Bison once roamed the plains in herds so thick they obscured the land. They were hunted nearly to extinction and now only live in controlled and managed herds.
On this hour of Talk of Iowa, Charity Nebbe talks about the history of the American bison and their relationship with humans with author, conservationist, and bison rancher Dan O'Brien, author of Great Plains Bison.
"Their impact on the flora and fauna of the Great Plains is what makes the Great Plains what they are," O'Brien says.
Bison have a physical impact on the land. They graze vigorously and vacate areas, allowing grass to rest. Their hooves also give prairie grasses the opportunity to reseed.
"Every time they're moving, they're massaging the prairie as if they're lovers," O'Brien says.
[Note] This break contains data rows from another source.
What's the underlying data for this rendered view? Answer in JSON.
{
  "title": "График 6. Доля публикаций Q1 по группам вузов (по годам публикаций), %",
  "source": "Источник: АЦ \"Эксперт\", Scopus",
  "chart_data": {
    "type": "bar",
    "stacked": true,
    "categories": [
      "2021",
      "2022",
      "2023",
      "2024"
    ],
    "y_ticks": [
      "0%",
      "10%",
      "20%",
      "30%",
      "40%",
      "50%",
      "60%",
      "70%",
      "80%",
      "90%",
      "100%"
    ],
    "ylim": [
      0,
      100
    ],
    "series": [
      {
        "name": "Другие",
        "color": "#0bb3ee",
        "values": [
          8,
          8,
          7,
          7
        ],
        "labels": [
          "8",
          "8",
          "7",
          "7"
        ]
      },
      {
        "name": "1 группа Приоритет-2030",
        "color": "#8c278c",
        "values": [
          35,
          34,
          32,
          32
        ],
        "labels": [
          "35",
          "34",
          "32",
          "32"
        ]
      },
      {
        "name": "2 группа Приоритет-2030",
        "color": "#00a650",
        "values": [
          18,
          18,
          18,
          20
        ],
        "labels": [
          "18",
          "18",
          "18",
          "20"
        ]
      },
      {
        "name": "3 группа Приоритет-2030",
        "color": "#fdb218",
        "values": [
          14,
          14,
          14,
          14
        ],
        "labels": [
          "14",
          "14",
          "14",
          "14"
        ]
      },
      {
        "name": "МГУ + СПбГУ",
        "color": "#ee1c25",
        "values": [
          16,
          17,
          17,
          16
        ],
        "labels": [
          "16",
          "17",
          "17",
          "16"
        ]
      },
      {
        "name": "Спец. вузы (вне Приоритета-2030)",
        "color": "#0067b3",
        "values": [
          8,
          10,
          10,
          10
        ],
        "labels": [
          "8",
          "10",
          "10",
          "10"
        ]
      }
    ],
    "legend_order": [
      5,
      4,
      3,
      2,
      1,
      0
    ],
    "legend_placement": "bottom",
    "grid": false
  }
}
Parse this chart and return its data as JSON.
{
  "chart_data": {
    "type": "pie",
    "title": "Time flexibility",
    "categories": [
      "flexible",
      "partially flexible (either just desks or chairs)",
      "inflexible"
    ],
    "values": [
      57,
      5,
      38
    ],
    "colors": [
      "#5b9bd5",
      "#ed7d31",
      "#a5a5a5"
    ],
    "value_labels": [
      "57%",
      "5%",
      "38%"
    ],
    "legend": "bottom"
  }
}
Despite their importance, bison were hunted nearly to extinction. O'Brien estimates that less than a thousand bison roamed the prairie at their lowest number, due to a concentrated hunting effort on the part of the United States government, which clashed with Native Americans in the Great Plains.
"If we destroy the buffalo, we destroy the Indians, and we win the war," O'Brien says about the logic behind the hunting effort.
Now, O'Brien ranches bison as part of his conservation vision. He hopes that creating a market for bison meat will result in more room for bison to roam.
"Our product is conservation," O'Brien says. "The buffalo meat is a side product."